Grilli K'ed Stubbs, but Hanigan knocked a hung curve up the middle for a knock. Just about then, the dark cloud began to spit and the ground crew scrambled to spread the tarp again. Noah could work with these guys. It was a brief delay. After a quick sprinkle, it brightened up and the crew rolled up the canvas and squeegeed the field to get set to play ball again.
After the delay, Grilli struck out Janish. Yonder Alonso walked after a long at-bat, bringing up a guy you didn't want to see, Phillips. But in another long at-bat, Grilli never gave BP a hitter's pitch and got him to pop out.
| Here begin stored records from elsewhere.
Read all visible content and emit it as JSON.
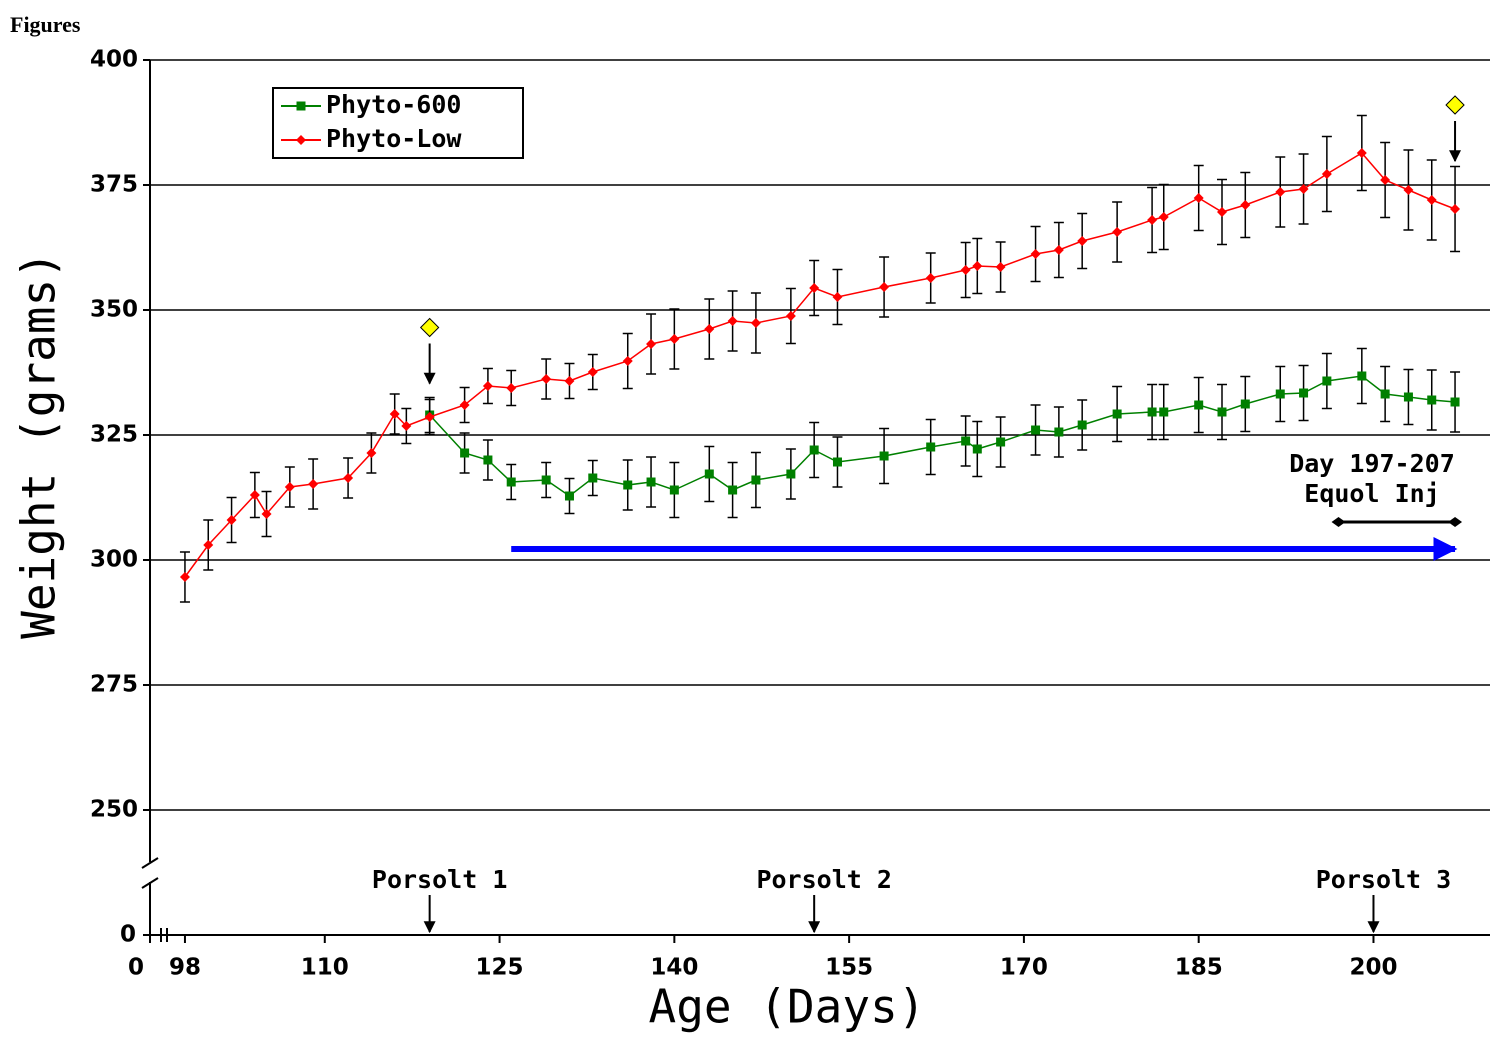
{
  "header": {
    "title": "Figures"
  },
  "chart_data": {
    "type": "line",
    "xlabel": "Age (Days)",
    "ylabel": "Weight (grams)",
    "xlim": [
      95,
      210
    ],
    "xticks": [
      98,
      110,
      125,
      140,
      155,
      170,
      185,
      200
    ],
    "xticks_below_break": [
      0
    ],
    "ylim": [
      235,
      400
    ],
    "yticks": [
      250,
      275,
      300,
      325,
      350,
      375,
      400
    ],
    "yticks_below_break": [
      0
    ],
    "grid": true,
    "legend": "upper left",
    "series": [
      {
        "name": "Phyto-600",
        "color": "#008000",
        "marker": "square",
        "x": [
          119,
          122,
          124,
          126,
          129,
          131,
          133,
          136,
          138,
          140,
          143,
          145,
          147,
          150,
          152,
          154,
          158,
          162,
          165,
          166,
          168,
          171,
          173,
          175,
          178,
          181,
          182,
          185,
          187,
          189,
          192,
          194,
          196,
          199,
          201,
          203,
          205,
          207
        ],
        "values": [
          329,
          321.4,
          320,
          315.6,
          316,
          312.8,
          316.4,
          315,
          315.6,
          314,
          317.2,
          314,
          316,
          317.2,
          322,
          319.6,
          320.8,
          322.6,
          323.8,
          322.2,
          323.6,
          326,
          325.6,
          327,
          329.2,
          329.6,
          329.6,
          331,
          329.6,
          331.2,
          333.2,
          333.4,
          335.8,
          336.8,
          333.2,
          332.6,
          332,
          331.6
        ],
        "errors": [
          3.5,
          4,
          4,
          3.5,
          3.5,
          3.5,
          3.5,
          5,
          5,
          5.5,
          5.5,
          5.5,
          5.5,
          5,
          5.5,
          5,
          5.5,
          5.5,
          5,
          5.5,
          5,
          5,
          5,
          5,
          5.5,
          5.5,
          5.5,
          5.5,
          5.5,
          5.5,
          5.5,
          5.5,
          5.5,
          5.5,
          5.5,
          5.5,
          6,
          6
        ]
      },
      {
        "name": "Phyto-Low",
        "color": "#ff0000",
        "marker": "diamond",
        "x": [
          98,
          100,
          102,
          104,
          105,
          107,
          109,
          112,
          114,
          116,
          117,
          119,
          122,
          124,
          126,
          129,
          131,
          133,
          136,
          138,
          140,
          143,
          145,
          147,
          150,
          152,
          154,
          158,
          162,
          165,
          166,
          168,
          171,
          173,
          175,
          178,
          181,
          182,
          185,
          187,
          189,
          192,
          194,
          196,
          199,
          201,
          203,
          205,
          207
        ],
        "values": [
          296.6,
          303,
          308,
          313,
          309.2,
          314.6,
          315.2,
          316.4,
          321.4,
          329.2,
          326.8,
          328.6,
          331,
          334.8,
          334.4,
          336.2,
          335.8,
          337.6,
          339.8,
          343.2,
          344.2,
          346.2,
          347.8,
          347.4,
          348.8,
          354.4,
          352.6,
          354.6,
          356.4,
          358,
          358.8,
          358.6,
          361.2,
          362,
          363.8,
          365.6,
          368,
          368.6,
          372.4,
          369.6,
          371,
          373.6,
          374.2,
          377.2,
          381.4,
          376,
          374,
          372,
          370.2
        ],
        "errors": [
          5,
          5,
          4.5,
          4.5,
          4.5,
          4,
          5,
          4,
          4,
          4,
          3.5,
          3.5,
          3.5,
          3.5,
          3.5,
          4,
          3.5,
          3.5,
          5.5,
          6,
          6,
          6,
          6,
          6,
          5.5,
          5.5,
          5.5,
          6,
          5,
          5.5,
          5.5,
          5,
          5.5,
          5.5,
          5.5,
          6,
          6.5,
          6.5,
          6.5,
          6.5,
          6.5,
          7,
          7,
          7.5,
          7.5,
          7.5,
          8,
          8,
          8.5
        ]
      }
    ],
    "porsolt": [
      {
        "text": "Porsolt 1",
        "x": 119
      },
      {
        "text": "Porsolt 2",
        "x": 152
      },
      {
        "text": "Porsolt 3",
        "x": 200
      }
    ],
    "markers": [
      {
        "x": 119,
        "y": 346.5,
        "color": "#ffff00"
      },
      {
        "x": 207,
        "y": 391,
        "color": "#ffff00"
      }
    ],
    "treatment_span": {
      "x": [
        126,
        207
      ],
      "y": 302.2,
      "color": "#0000ff"
    },
    "equol": {
      "lines": [
        "Day 197-207",
        "Equol Inj"
      ],
      "x": [
        197,
        207
      ],
      "y": 307.6
    }
  }
}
Jose Arredondo climbed the mound for Cincy, and K'ed two of three Bucs he faced. Jose Veras came on for Pittsburgh in the eighth and retired the Reds middle of the order in a row. It was a big inning for the Pirates to survive, even if it was Veras' third straight appearance.
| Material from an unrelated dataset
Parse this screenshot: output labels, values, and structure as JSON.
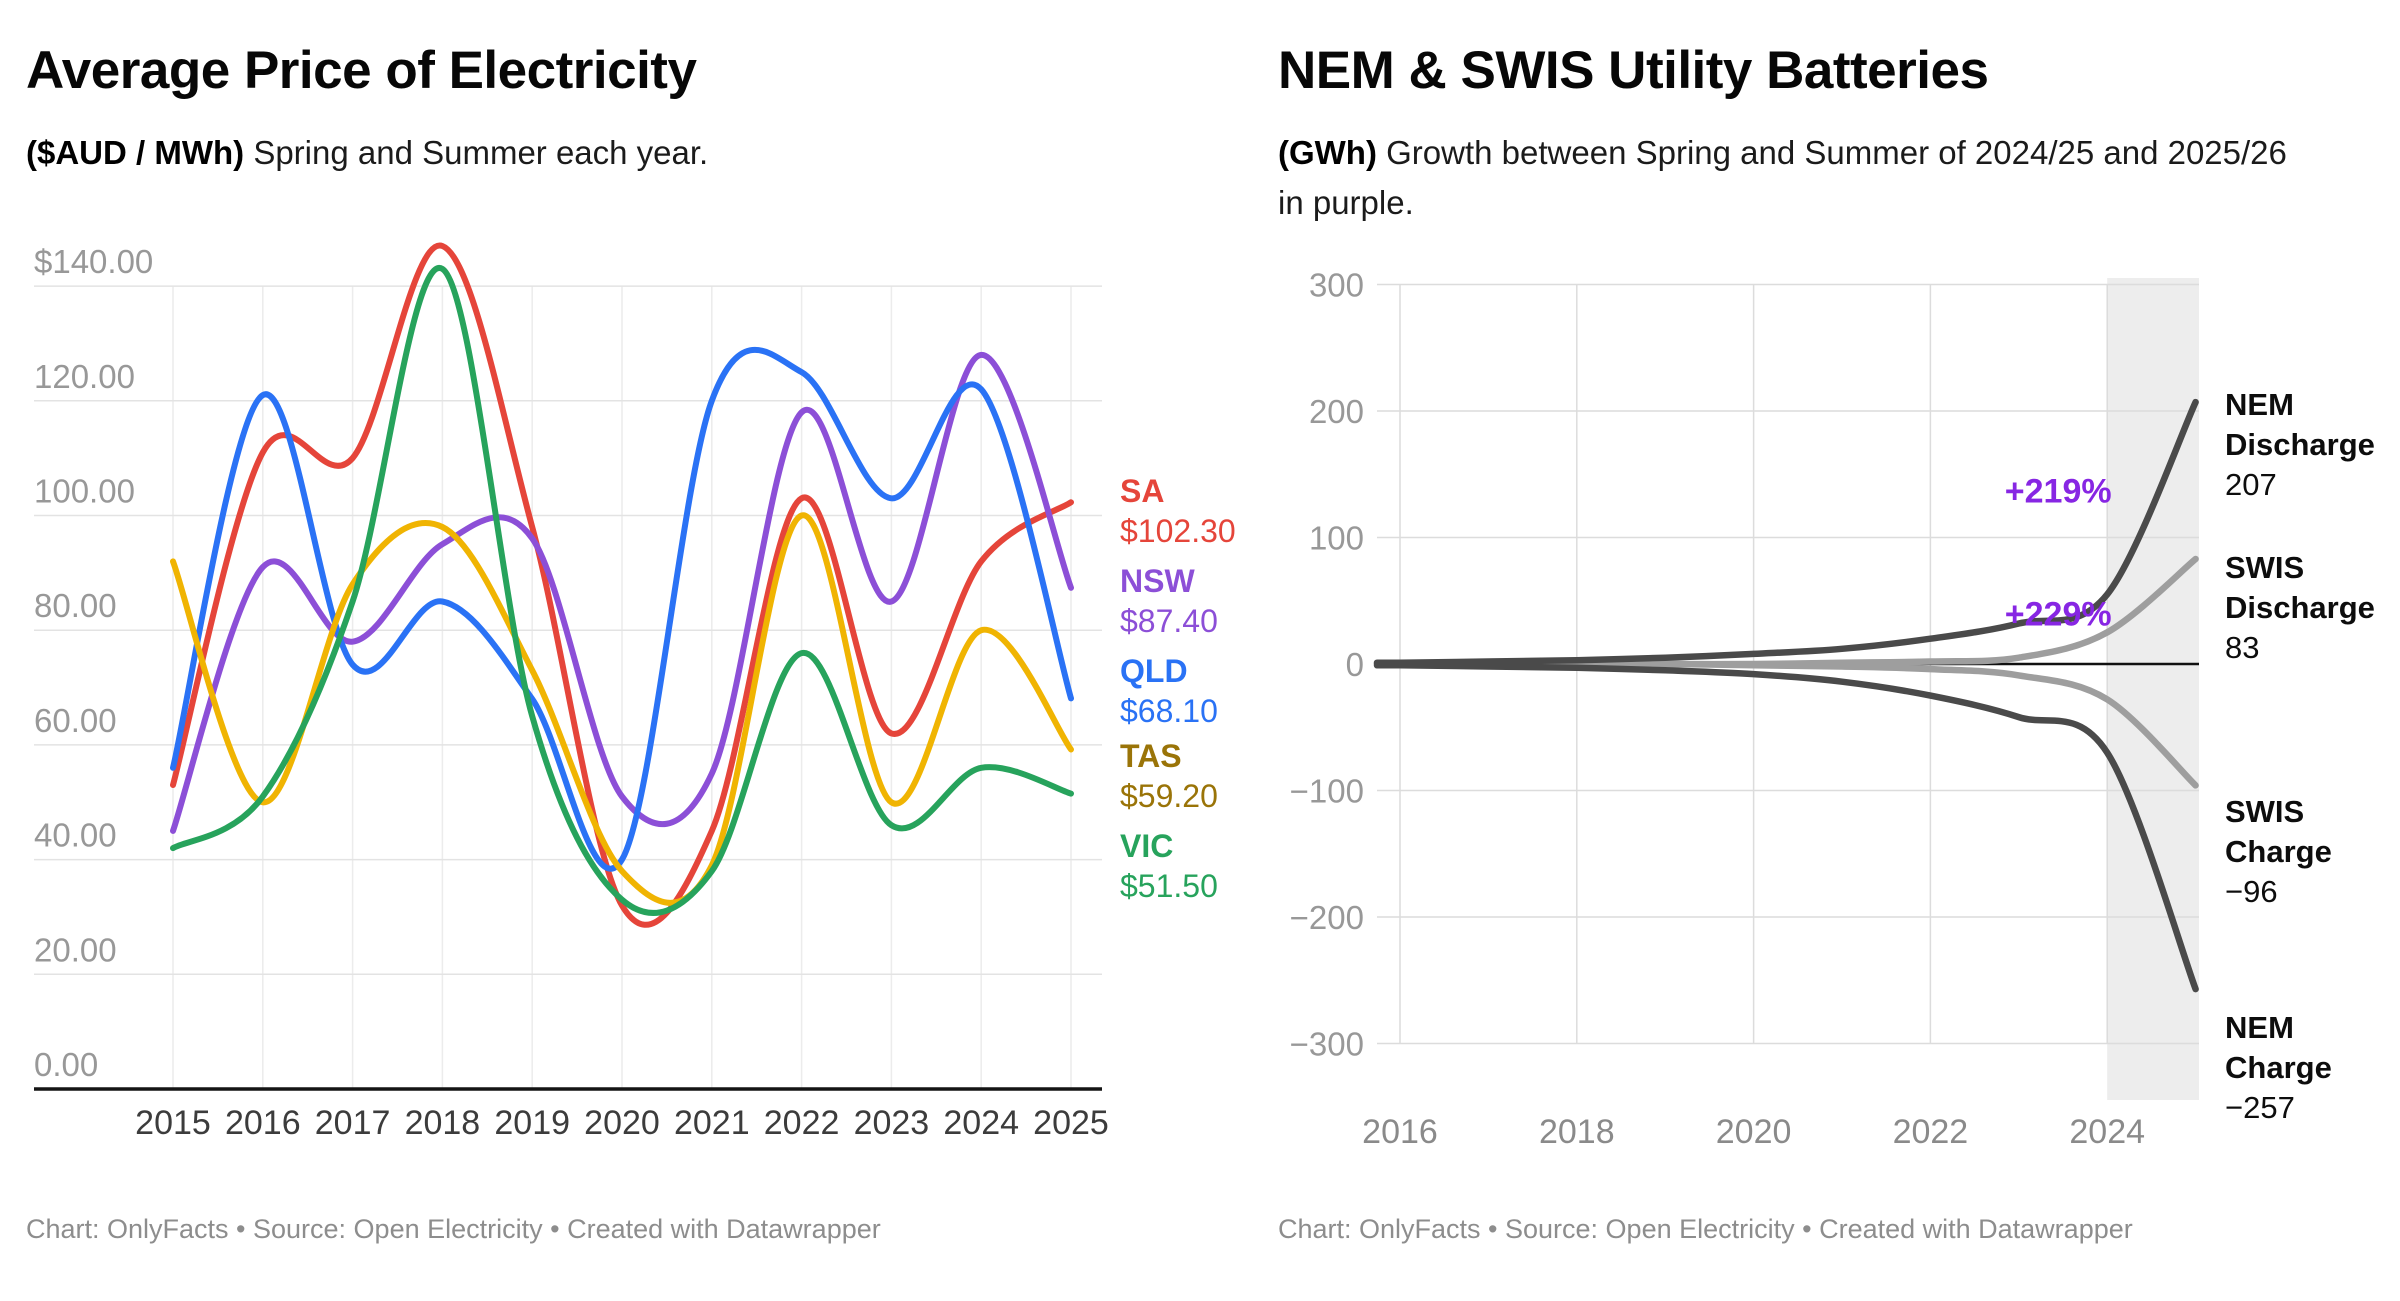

It was Hammer time, and he's in his third straight game, too. Todd Frazier, hitting .194, hammered a heater into center to open the ninth. Hanigan walked with an out; ball four looked like it across the knees. Hanny got ahead of pinch hitter Ramon Hernandez 0-2, then hung a slider that he rolled into left to knot the score. Cairo blooped a ball into left to load the bases with one away.
Phillips grounded to short; the Bucs got the force but couldn't turn the DP as the Reds took the lead 5-4. Lewis fought Hanny, fouling off three pitches before walking on a heater that was just upstairs in the yes of the ump Bob Davidson. That loaded the bases for lefty Votto.
Clint Hurdle brought in D-Mac to face him; guess his confidence level in Joe Beimel is pretty low about now. It was a good choice. McCutchen got him swinging at a changeup.
Hey, the results were bad, but so was Hanny's luck. He didn't get the DP, gave up ground ball and bloop knocks, and wasn't getting much help from the man in blue. Still, he's got to get ahead of batters instead of putting them in hitter's counts. His slider has pretty much deserted him, and a one-pitch pony will have problems when the hitters are sitting back on the ol' number one.
Anyway, Dewey opened the ninth with a knock off Francisco Cordero. Josh Harrison ran for him, and was caught stealing on a strike thrown by Hernandez. The toss made it a close call, but TV replays showed Harrison was in. Hurdle griped and got bounced, not that it helped. Neil Walker made the missed call doubly painful when he followed with a hustle double. Xavier Paul flew out short of the track in right, moving The Pittsburgh Kid to third. There he stayed as Wood bounced out to third.
The bullpen couldn't hold on again, and Hurdle probably burned Hanny and Veras for tomorrow with Milwaukee coming to town for a pair. But don't blame the skipper. He managed hard for the win today, but the execution wasn't there. The Bucs were playing with magic in a bottle for awhile; it looks like the genie has escaped.
Chris Narveson goes against Jeff Karstens in the opener tomorrow night. Zack Greinke and Brad Lincoln will get it on during the nightcap.
- There were 29,967 at the Pirates game today, which was plenty enough to push the year's total attendance over top of 2010's - and it's August 21st, with seventeen home dates left to go. Last year's gate was 1,613,399; this year's crowd to date is 1,624,048.
- Paul Maholm will visit Dr. Andrews Monday to get a second opinion on his shoulder strain, which apparently has been bothering him for quite awhile.
- A change to our last post; Jose Tabata can only exercise one $250,000 option buyout, not all three, tweets Jen Langosch of MLB.com..
- The Pirates have signed veteran reliever RHP Aaron Heilman, who was released by the Phils, to a minor league deal and assigned him to Indy. He's got a career line of 35-46, 4.40 ERA in nine seasons.
- As bad as the Bucs have been of late, the odds are they'd be eating Milwaukee's dust no matter how well they played.The Brew Crew has won 22 of their last 25 games, and with their next victory will equal 2010's win total of 77.